This year, the family of Steve Jeynes have faced their first Christmas without him since he took his own life after his dismissal by the so-called 'Orthodox' organisation, the St Stephen the Great Trust.
These deaths were not good deaths, and I for one do not think that I will ever be able to regard the grave "as an ordinary piece of consumer expenditure". Death is no gift, to be accepted with equanimity; not does it belong at the centre of life: it belongs firmly at life's end, even as it intrudes in life's midst.
Yes, at the natural end of a life well lived, death is right: to die old, "full of years" is a good thing.
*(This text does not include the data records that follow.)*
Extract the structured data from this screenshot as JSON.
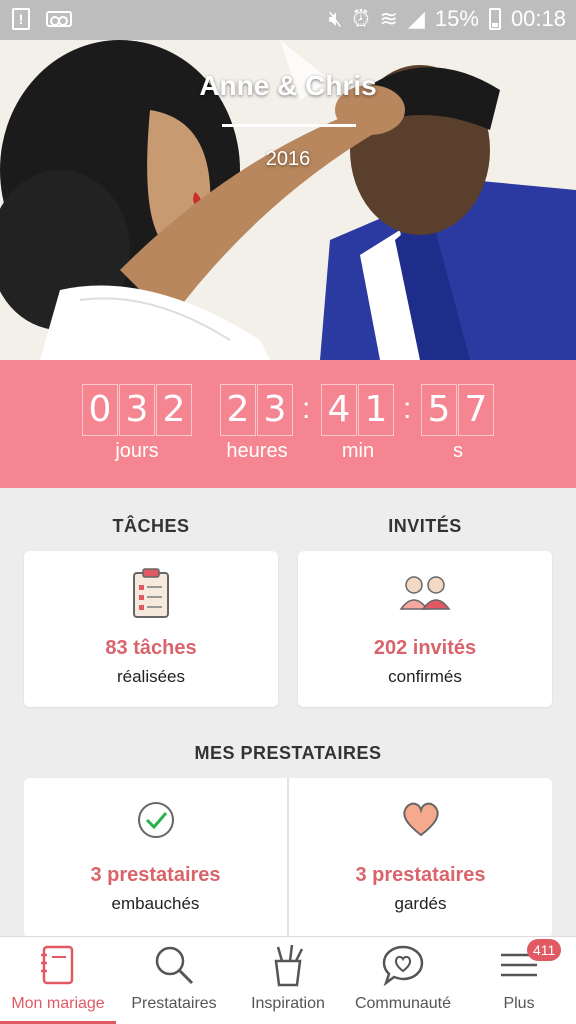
{
  "status_bar": {
    "battery": "15%",
    "time": "00:18"
  },
  "hero": {
    "names": "Anne & Chris",
    "date": "2016"
  },
  "countdown": {
    "days_digits": [
      "0",
      "3",
      "2"
    ],
    "hours_digits": [
      "2",
      "3"
    ],
    "minutes_digits": [
      "4",
      "1"
    ],
    "seconds_digits": [
      "5",
      "7"
    ],
    "colon": ":",
    "labels": {
      "days": "jours",
      "hours": "heures",
      "minutes": "min",
      "seconds": "s"
    }
  },
  "tasks": {
    "title": "TÂCHES",
    "count": "83 tâches",
    "sub": "réalisées"
  },
  "guests": {
    "title": "INVITÉS",
    "count": "202 invités",
    "sub": "confirmés"
  },
  "vendors": {
    "title": "MES PRESTATAIRES",
    "hired": {
      "count": "3 prestataires",
      "sub": "embauchés"
    },
    "saved": {
      "count": "3 prestataires",
      "sub": "gardés"
    }
  },
  "bottom_nav": {
    "items": [
      {
        "label": "Mon mariage",
        "icon": "notebook-icon"
      },
      {
        "label": "Prestataires",
        "icon": "search-icon"
      },
      {
        "label": "Inspiration",
        "icon": "tools-cup-icon"
      },
      {
        "label": "Communauté",
        "icon": "chat-heart-icon"
      },
      {
        "label": "Plus",
        "icon": "menu-icon"
      }
    ],
    "badge": "411"
  },
  "colors": {
    "accent": "#e15a63",
    "countdown_bg": "#f58590",
    "status_bar": "#bdbdbd"
  }
}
But too often, far too often, death is not so; it remains an intruder and a thief:
O Grave, where is thy victory?
O Death, where is thy sting?
Thy victory is ev'rywhere,
Thy sting's in ev'rything.
From: Studdert Kennedy, 'Missing--Believed Killed', The Unutterable Beauty
Yes, we do well to be aware of our mortality: like you buying a grave, my wife and I have recently written our wills, a salutary reminder of that mortality. But whilst we have life we do better to live it to the full. One day we hope to dance on death's grave with those who have gone before us — but for now: there is a fight to be won, against injustice, against oppression and against all those things that would bring premature death to our doors.
I would only take a different line on the suggestion that awareness of mortality and fighting injustice might be alternatives. It has been my pastoral experience (and personal experience) that pride thrives when an awareness of the fragility and precious quality of life is occluded. Our culture is in deep denial about death ... or more properly speaking, suffering. I think we lose something human when we anaesthetise ourselves to pain. An awareness of our mortality and the Judgement can usefully correct the abuses of the “I can do anything approach” and I think that this has a direct bearing on those who inflict pain without a second thought and all forms of injustice.